「耳に差し込まないイヤホン」は何が凄いのか

商品はスペックよりストーリーで売れていく

耳を塞がずに聴ける、イヤーカフタイプのイヤホン「ambie」(撮影:編集部)
大企業の技術とベンチャーの機動性を融合させ、「日本型イノベーション」の創出を目指すベンチャーキャピタルWiL(ウィル)の伊佐山元氏。実際にどのような成果が上がっているのだろうか。

 

――WiLでは、大企業の技術力とベンチャーの機動性を組み合わせる「日本型イノベーション」を推進しています。

大企業には宝がいっぱい埋もれている。おカネだけじゃなくて、技術、人材も含めてもったいない状態になっている現象をどうやって解消するか。これが日本のイノベーションを盛り上げる1つのキーワードです。

アイデアを再スタート

ゼロからベンチャーがやるとしたら、おカネと時間がかかってしまうことが多い。それに対し、大企業の中では、ある程度実験したりおカネをかけてやったものが、製品化されないままたくさん眠っている。その途中経過を引き継いで、そこからやったほうが絶対にスピードが速い。おカネも掛からない。大企業にはすごい人がいることを示して、このモデルの有効性を証明していきたい。

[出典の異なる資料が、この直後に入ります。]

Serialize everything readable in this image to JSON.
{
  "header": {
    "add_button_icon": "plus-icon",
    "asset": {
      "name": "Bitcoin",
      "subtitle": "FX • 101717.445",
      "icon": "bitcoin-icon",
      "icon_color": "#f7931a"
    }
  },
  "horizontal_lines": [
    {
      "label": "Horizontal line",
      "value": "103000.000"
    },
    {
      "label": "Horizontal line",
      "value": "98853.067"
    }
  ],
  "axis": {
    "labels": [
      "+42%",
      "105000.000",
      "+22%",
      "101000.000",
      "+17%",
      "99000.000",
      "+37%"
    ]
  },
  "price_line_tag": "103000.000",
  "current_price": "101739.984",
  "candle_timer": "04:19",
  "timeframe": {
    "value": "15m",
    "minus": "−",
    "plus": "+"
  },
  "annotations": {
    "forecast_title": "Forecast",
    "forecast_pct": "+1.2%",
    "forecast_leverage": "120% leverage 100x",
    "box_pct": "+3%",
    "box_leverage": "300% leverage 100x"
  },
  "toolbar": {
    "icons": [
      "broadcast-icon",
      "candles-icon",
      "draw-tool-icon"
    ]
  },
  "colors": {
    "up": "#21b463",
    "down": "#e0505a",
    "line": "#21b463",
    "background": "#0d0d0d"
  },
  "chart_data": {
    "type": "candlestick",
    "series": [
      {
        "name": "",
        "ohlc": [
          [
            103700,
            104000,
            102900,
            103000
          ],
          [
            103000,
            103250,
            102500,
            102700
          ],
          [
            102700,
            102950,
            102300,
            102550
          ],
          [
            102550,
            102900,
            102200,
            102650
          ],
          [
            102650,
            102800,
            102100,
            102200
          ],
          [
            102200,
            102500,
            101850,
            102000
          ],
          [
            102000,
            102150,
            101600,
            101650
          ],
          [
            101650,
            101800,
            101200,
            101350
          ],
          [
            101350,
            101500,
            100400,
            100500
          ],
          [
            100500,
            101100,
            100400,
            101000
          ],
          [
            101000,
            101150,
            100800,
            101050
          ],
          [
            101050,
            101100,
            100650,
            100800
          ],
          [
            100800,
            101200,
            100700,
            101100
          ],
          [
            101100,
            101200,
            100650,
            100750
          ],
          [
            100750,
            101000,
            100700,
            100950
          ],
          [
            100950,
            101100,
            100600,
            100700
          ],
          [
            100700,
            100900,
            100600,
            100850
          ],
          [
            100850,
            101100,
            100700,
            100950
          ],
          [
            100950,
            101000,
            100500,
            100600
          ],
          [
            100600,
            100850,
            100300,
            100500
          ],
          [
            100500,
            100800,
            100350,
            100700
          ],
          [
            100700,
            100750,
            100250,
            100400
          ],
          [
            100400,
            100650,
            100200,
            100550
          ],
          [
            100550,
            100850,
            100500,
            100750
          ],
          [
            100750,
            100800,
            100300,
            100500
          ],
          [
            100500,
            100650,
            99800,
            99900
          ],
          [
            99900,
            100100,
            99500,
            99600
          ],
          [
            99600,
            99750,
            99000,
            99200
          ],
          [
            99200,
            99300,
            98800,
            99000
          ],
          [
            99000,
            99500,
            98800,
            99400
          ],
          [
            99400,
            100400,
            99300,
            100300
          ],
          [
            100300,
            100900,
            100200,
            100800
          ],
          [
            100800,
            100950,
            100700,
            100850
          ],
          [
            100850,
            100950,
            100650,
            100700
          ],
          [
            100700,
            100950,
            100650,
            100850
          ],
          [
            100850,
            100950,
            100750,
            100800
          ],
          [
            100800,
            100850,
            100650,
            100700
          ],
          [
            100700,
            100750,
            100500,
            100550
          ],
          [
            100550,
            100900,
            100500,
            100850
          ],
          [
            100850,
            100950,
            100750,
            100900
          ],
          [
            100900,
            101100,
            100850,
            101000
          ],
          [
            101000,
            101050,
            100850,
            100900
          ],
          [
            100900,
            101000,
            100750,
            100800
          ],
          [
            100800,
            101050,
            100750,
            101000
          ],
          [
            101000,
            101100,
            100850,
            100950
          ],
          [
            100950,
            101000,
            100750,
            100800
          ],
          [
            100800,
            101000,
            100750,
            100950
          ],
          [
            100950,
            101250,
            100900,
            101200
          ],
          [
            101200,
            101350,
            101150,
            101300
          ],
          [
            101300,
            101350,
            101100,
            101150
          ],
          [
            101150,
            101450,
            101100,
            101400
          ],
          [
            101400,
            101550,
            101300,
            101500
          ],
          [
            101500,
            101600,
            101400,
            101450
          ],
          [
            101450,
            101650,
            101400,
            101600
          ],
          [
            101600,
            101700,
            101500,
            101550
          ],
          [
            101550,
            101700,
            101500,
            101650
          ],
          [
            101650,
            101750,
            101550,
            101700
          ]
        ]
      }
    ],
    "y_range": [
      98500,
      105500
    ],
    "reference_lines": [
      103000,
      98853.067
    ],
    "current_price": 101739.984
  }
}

――直近の事例で、うまくいった大企業とのコラボレーションには、どのようなものがありますか。

耳穴を塞がないイヤーカフタイプのイヤホンだ(写真:ambie公式サイト)

いちばん説得力を持って語れるのが、2017年1月にソニーと共同で立ち上げたambie(アンビー)というヘッドホンプロジェクトです。このプロジェクトは、本来はただ音を聴くだけのデバイスを、いかに日常生活に溶け込ませるかというコンセプトで始めました。

耳に挟むイヤーカフなので、外音を遮断することがない。だから、こうやって皆さんと話をしていて、音楽をガンガン聴いていても全然平気という、ちょっと不思議なデバイス。音漏れはあまりしないし、驚くほど大きな音で聴いてても、周りの人は気が付かない。ミーティング中に音楽を聴きながら、であっても意外に周りの人は嫌な感じがしないんですよ。圧迫感がないので長時間使っていても疲れない。

一度これを使ってもらえば、これまでのイヤホンとは異なるいろいろなシーンでの使い方を考えつくと思います。